When Ike is almost twelve years old, he stitches together a few personal mantras into what would become known to him in the deepest depths of his mind as the "The Big Three," or the trio of unbreakable commandments he would spend the rest of his life following.
It's a concept that would probably baffle the peanut sized brain of his freckled roommate, that Ike, the resident rule breaker, has certain laws that even he won't bend.

He doesn't break them. Ever.
(But that wouldn't be much of a story, would it?)

1. Never under any circumstances stay with anyone for a third night in a row. Never let them stay for a third night. That's when they get comfortable. That's when they get clingy, and being insecure is about as much of a turn on as wrinkles and deep discussions about intimate feelings. Ike silently agrees that he will enforce the third night rule regardless of how hot the girl is. Taffeta Brown, who was not a stripper, although her name might lead you to believe that, was a solid nine point four on Ike's scale. Her family didn't speak much English, but from what Ike could gather, her father was a lumber tycoon who made his money in the valleys of the rainforest. Their week long stay in New York ended on a sour note when Ike kicked Taffeta out of his bed solely because Ike does not under any circumstances snuggle. He never even hugged his teddy bear. It's just not even in his vocabulary. Although he enjoyed their two days, he knew their time was drawing to a close, he considered mailing a post card to Spain for her. By the next week, Ike barely remembered her name. When he was fifteen there was a coke whore Ike thought he loved, and he showed up at her door for the third night in the row.
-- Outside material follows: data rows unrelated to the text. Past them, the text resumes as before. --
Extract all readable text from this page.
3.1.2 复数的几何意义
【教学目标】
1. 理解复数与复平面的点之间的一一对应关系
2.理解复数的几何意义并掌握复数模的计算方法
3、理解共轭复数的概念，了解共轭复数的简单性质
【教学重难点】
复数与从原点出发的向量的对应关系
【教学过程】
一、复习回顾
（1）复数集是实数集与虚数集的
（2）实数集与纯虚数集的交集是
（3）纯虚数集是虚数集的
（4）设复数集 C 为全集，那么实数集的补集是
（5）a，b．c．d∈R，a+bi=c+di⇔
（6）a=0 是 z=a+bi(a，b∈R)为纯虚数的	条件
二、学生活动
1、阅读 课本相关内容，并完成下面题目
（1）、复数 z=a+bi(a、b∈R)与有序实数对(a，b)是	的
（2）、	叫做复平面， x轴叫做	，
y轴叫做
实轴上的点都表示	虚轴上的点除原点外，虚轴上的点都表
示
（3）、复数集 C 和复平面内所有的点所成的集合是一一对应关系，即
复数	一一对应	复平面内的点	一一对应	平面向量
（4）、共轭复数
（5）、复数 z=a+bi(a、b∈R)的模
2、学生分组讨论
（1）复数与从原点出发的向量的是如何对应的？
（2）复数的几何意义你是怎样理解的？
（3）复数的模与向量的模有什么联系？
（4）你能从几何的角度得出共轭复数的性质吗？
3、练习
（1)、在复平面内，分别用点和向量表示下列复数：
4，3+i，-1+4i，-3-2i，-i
She didn't understand that his scarf was more then a fashion statement and that romantic love was a conspiracy invented by Nicholas Sparks to sell more books. She wanted more, and he wanted to get out of her dingy apartment. Ike beat his head as he wondered why he thought it was ever a good idea to go there in the first place. The rules are there for a reason.

Jade thinks she's being quiet when she creeps halfway into the room, after the guards have already finished their rounds for the night, and a complacent silence has settled over the Academy. Well, silent except for the soft hum of Hunter's snoring, the kind that indicates he's actually deep asleep, not at an AV club meeting or taking a power nap before a heading to the library to "help" Casey study.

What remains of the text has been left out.